Multinationals Brace for Y2K Problems With Trading Partnersgreenspun.com : LUSENET : TimeBomb 2000 (Y2000) : One Thread
Still no appearance of hearing transcripts at the Senate Y2k site (from this morning's hearing) but here's one of the first stories to come out of that.
(Excerpts and synopsis)
Multinationals Brace for Y2K Problems With Trading Partners
By Mark Wigfield 07/22/1999
WASHINGTON (Dow Jones)--Nearly one in ten large, multinational companies won't have finished work making their computer systems Year 2000 compliant by the time the turn of the century rolls around, according to a survey.
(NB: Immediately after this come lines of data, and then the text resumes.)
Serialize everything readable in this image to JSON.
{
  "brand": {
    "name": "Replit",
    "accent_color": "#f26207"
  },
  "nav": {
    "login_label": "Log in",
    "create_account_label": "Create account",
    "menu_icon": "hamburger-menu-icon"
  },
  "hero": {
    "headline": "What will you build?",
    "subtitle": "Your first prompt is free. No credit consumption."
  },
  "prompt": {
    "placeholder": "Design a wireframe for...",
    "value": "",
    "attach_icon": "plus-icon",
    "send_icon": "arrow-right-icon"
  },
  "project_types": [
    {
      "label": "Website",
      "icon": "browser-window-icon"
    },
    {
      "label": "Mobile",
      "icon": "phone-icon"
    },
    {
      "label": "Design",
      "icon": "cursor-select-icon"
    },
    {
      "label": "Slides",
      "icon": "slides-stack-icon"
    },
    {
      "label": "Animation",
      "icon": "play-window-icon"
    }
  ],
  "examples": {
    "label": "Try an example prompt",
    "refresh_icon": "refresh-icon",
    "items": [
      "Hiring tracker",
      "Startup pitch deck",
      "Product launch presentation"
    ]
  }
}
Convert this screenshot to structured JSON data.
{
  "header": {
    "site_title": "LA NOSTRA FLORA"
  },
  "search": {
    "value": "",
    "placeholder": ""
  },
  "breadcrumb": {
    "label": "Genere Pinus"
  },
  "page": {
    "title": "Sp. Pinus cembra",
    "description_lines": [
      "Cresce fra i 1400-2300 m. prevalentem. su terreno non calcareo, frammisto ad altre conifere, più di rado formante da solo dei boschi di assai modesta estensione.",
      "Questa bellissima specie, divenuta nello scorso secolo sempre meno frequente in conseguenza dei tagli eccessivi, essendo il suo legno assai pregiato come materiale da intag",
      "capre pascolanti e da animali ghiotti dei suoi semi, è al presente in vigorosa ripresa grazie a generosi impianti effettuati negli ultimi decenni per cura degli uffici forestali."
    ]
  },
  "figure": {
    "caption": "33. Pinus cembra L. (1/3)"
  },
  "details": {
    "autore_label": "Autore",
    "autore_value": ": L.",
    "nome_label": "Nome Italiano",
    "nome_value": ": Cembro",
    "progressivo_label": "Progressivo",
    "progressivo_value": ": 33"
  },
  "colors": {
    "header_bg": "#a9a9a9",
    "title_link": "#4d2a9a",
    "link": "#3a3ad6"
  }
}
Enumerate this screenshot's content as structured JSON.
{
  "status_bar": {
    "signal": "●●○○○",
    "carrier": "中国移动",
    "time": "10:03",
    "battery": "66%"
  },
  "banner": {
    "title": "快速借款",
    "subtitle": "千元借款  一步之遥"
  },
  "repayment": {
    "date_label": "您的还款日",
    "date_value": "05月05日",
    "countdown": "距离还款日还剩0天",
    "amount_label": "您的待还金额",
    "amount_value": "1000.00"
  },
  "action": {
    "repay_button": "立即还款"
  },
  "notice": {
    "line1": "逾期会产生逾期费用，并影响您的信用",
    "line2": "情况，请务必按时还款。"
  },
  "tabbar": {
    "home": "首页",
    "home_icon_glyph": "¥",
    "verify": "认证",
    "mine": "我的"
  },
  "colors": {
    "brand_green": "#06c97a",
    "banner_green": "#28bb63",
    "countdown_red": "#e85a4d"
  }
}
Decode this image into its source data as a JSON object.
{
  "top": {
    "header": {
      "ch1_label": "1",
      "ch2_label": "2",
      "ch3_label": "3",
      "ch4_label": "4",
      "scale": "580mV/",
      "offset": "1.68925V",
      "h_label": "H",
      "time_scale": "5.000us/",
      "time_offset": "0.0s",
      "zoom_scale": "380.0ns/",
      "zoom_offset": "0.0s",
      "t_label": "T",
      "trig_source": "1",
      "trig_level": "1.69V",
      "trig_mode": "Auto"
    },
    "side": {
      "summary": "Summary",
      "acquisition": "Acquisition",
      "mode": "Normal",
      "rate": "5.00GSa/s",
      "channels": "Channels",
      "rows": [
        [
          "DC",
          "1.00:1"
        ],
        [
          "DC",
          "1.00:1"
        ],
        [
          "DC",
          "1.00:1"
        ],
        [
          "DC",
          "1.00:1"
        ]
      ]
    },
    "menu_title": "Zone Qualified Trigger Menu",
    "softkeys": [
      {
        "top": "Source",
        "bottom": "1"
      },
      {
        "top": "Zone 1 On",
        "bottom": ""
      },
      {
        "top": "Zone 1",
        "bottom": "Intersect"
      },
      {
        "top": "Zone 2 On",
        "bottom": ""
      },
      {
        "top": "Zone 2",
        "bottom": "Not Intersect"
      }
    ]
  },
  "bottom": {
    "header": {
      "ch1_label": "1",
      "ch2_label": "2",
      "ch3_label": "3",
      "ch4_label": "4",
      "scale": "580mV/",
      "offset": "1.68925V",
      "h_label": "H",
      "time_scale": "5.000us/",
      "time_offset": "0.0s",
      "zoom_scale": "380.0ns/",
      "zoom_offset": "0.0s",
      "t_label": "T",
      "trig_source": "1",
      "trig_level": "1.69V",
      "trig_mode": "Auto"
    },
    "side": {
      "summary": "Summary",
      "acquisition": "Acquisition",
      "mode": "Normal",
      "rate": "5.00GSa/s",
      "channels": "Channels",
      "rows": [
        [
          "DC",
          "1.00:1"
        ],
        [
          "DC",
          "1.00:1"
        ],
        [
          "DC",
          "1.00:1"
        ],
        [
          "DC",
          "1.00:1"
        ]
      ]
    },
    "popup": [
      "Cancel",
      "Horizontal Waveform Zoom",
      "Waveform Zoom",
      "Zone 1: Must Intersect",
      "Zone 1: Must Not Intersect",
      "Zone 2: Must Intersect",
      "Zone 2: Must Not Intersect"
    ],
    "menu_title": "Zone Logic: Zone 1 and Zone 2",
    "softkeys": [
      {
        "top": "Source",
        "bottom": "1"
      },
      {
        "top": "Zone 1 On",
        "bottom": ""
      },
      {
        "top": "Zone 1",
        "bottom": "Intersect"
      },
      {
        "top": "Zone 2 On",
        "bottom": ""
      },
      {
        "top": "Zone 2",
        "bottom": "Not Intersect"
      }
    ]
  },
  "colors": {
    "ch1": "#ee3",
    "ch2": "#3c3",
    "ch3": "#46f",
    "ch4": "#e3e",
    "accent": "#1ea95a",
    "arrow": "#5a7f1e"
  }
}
Prepared by CIO Communications Inc., the survey reported that 33% of the firms polled said they were behind schedule. Another 8% said they wouldn't finish their Year 2000 work in time.
A written report of the survey was submitted to the U.S. Senate Special Committee on the Year 2000 Technology Problem, which is holding a hearing on the preparedness of global corporations.
Executives from Ford Motor Co., Ahold USA Inc., Philip Morris, Procter and Gamble, and Praxair Inc. told the committee they are developing contingency plans to deal with expected disruptions from foreign suppliers and customers.
Gary Beach, publisher of CIO Magazine which conducted the survey, said in a written statement that major multinationals "cannot verify their trading partners' readiness. I am concerned that the large corporations are not taking the danger of supplier failure seriously enough."
While American multinationals can exert leverage on domestic trading partners, "they may have much less leverage with some of their critical supply-chain partners overseas, namely government-owned telecommunications and electrical utilities in foreign countries."
The story goes on to say there were 892 respondents to the poll, which has a marging error of just over 3 percent.
The story also quotes Jacquelyn Williams-Bridgers, a State Department inspector general as saying, "About half of 161 countries recently queried reported to be "at medium to high risk of having Y2K -related failures in their telecommunications, energy and/or transportation sectors." Finance, water and waste water systems were in better shape.
The story also states that about one-fourth of industrialized countries risked failures in telecommunications, energy or waste water, with about 60% of developing countries at medium-to-high risk in the areas of telecommunications, transportation and/or energy. A lower reliance on computers might actually reduce that risk.
'Just passin' it on. . .
(Keep an eye on the Senate site if you get a chance, anybody. Let us know when this mornings statements are posted?)
-- FM (firstname.lastname@example.org), July 22, 1999
Looks like my spelling also has a "marging" error, . .er. . ."margin" error. (Or was that a MARGARINE error?) Sorry.
-- FM (email@example.com), July 22, 1999.
It all seems to be unfolding as predicted. Notice "Not as scheduled,but as predicted
-- kevin (firstname.lastname@example.org), July 22, 1999.
See thread... for additional links...
Y2K Glitch Likely To Disrupt Trade: U.S. Official
-- Diane J. Squire (email@example.com), July 22, 1999.
Much of U.S. multinationals sales are from foreign countries also. Huge % of foreign revenue to overall revenue.